Depends but likely difficult (Gaming)

by yakaman, Monday, August 10, 2020, 11:45 (1355 days ago) @ marmot 1333

This is true. There are also two trends that has made this less of an issue over time.

One is that hardware has become more similar--like the change from PS3's RISC architecture to PS4's x86-64 architecture, which both Xbox and PCs use. Apple has used x86 for a while but I believe they recently announced a change in architecture (not sure of the details on that).

At the same time, there have been multiple software development kits with an eye towards multiplatform support. (Monogame is one such example.).

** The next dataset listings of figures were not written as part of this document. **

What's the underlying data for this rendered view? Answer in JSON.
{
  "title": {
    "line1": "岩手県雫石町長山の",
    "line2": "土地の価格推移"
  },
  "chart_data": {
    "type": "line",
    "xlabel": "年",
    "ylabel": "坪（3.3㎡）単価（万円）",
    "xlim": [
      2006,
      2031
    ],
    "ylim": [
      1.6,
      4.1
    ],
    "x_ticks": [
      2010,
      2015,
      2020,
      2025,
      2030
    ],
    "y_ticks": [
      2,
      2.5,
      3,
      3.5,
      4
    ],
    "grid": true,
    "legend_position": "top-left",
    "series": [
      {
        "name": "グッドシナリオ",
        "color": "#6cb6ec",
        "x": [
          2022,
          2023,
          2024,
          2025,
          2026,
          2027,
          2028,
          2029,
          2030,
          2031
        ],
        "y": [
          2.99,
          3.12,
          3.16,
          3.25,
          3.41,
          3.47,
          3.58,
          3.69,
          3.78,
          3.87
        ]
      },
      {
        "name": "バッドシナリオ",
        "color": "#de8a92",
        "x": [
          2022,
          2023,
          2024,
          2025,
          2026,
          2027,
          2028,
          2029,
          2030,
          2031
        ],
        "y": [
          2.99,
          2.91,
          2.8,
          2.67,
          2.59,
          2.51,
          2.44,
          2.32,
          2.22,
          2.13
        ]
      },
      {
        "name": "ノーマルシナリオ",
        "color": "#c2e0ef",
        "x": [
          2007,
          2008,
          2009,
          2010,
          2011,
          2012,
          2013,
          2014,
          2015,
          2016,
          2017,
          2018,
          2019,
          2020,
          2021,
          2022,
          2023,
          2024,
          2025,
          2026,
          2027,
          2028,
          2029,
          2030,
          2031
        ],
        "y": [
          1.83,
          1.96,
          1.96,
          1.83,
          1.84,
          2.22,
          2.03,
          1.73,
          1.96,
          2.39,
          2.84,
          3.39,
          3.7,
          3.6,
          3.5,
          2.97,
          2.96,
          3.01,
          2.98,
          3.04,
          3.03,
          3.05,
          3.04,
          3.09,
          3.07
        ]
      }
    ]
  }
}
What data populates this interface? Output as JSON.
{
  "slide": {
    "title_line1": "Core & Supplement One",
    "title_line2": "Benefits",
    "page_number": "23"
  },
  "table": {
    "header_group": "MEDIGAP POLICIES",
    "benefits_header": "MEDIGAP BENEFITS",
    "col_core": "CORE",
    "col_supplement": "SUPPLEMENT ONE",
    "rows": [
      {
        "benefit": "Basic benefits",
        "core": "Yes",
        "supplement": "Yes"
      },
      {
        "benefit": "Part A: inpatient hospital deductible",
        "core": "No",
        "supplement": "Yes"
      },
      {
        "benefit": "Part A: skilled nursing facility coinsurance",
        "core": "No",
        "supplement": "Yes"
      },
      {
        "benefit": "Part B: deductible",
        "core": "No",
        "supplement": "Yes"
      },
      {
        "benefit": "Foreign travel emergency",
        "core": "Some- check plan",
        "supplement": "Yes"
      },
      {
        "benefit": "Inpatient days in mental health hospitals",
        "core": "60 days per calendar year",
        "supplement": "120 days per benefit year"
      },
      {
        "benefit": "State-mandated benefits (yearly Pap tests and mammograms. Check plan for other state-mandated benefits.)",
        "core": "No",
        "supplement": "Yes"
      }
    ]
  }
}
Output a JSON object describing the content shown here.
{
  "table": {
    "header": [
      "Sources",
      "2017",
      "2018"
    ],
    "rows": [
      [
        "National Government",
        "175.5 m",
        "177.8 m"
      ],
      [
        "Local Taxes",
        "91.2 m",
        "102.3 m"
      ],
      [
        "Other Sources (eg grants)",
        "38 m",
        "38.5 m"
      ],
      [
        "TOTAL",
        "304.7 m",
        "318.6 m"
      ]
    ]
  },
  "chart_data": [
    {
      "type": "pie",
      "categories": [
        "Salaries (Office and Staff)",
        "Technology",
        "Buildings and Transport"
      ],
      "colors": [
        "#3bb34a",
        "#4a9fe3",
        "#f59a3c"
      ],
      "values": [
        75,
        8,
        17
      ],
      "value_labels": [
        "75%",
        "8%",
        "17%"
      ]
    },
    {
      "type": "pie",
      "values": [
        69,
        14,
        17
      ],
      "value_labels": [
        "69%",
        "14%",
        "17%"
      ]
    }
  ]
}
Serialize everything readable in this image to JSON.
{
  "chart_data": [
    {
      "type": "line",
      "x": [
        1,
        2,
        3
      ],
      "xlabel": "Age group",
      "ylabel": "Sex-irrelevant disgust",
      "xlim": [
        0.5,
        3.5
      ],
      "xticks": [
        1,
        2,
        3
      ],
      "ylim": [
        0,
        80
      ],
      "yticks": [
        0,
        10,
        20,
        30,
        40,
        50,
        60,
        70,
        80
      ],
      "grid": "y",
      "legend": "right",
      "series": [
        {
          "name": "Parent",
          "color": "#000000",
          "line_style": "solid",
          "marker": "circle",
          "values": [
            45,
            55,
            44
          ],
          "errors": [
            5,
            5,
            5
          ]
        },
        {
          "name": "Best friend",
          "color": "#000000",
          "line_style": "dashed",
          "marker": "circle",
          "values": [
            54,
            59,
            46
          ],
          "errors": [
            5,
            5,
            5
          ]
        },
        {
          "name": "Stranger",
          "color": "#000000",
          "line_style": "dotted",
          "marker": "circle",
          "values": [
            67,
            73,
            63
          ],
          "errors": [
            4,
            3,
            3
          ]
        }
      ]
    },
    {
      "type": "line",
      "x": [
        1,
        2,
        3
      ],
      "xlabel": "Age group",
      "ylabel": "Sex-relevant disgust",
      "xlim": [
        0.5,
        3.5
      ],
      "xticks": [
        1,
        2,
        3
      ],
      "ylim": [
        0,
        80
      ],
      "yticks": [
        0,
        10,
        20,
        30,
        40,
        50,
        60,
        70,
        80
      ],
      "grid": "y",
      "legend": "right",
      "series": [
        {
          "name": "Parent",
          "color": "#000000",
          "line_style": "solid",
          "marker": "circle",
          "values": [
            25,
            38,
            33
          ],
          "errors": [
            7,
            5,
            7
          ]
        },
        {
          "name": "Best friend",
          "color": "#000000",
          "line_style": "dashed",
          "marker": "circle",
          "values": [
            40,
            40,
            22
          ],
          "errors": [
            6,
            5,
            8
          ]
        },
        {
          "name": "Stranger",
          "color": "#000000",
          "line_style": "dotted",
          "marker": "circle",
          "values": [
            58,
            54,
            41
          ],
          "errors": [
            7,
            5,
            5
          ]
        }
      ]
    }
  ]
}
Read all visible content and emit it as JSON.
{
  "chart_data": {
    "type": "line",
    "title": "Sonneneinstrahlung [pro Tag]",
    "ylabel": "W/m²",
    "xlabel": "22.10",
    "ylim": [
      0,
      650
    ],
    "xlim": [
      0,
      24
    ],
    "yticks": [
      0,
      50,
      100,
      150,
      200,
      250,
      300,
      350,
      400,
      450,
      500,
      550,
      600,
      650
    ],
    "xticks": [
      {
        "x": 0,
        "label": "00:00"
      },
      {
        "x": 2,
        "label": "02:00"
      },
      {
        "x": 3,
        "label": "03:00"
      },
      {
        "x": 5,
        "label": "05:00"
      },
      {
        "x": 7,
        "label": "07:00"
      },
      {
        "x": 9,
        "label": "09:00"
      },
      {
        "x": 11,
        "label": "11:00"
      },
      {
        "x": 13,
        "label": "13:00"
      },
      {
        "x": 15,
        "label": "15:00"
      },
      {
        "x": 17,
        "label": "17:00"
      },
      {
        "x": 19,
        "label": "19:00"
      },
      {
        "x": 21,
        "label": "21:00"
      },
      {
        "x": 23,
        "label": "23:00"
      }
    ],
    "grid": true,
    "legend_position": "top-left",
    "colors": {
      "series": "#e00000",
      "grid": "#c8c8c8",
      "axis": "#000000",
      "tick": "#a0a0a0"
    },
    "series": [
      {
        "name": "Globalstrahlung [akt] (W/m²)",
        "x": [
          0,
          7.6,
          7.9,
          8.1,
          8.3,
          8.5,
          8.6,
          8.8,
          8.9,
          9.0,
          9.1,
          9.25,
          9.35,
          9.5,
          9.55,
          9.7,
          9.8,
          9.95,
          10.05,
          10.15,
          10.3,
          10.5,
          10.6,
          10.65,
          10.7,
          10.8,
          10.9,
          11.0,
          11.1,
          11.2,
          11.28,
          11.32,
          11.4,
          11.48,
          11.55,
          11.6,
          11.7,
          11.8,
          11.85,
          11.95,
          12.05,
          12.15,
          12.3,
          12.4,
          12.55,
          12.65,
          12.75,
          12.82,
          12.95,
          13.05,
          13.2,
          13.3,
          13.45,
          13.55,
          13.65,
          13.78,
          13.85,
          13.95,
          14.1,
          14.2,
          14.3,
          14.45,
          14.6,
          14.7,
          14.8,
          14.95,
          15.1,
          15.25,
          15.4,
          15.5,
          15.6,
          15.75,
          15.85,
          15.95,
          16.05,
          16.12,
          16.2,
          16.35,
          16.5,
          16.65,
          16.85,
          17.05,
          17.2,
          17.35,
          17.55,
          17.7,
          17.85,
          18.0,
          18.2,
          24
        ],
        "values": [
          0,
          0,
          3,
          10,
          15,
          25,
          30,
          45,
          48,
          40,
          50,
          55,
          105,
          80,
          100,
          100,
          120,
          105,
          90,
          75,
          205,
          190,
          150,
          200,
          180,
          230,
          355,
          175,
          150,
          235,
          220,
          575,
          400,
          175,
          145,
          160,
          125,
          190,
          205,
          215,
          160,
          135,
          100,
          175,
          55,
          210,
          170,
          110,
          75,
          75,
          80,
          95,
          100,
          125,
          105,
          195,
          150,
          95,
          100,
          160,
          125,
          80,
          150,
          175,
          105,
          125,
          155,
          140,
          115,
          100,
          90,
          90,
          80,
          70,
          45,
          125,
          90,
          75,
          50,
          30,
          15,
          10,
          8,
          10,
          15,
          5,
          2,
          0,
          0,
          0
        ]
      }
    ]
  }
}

That being said, sometimes there are just weird quirks, like how during OG Destiny development the PS4 consistently had frame hiccups when playing video like the intro cinematic which none of the other platforms had.

None of this is to negate that multi-platform development is harder than single platform; it just happens to be less hard now than it was in the past.

Just speculate: if a AAA game costs 1 unit to develop (let's call it 50 people full time for 3 years, whatever, 150 man-years), is it like a 10% effort to do what you (and BlackTiger) have described? Like, 1 unit to make on XBox, 1.05 units to port to PC, 1.15 units to port to PS, 1.20 units to port to switch).

I want a future in which people choose platforms by preference (i.e. which controller, which games service, where friends are, etc) rather than exclusives. I know exclusives help get games funded, but I feel like exclusivity - while beneficial in some narrow scopes - has had an adverse impact on gaming in general.

For example, Spider-Man being an exclusive on PS for the new Avengers game because Sony owns the right to Spider-Man. I know why it is the way it is - I just wish it weren't so.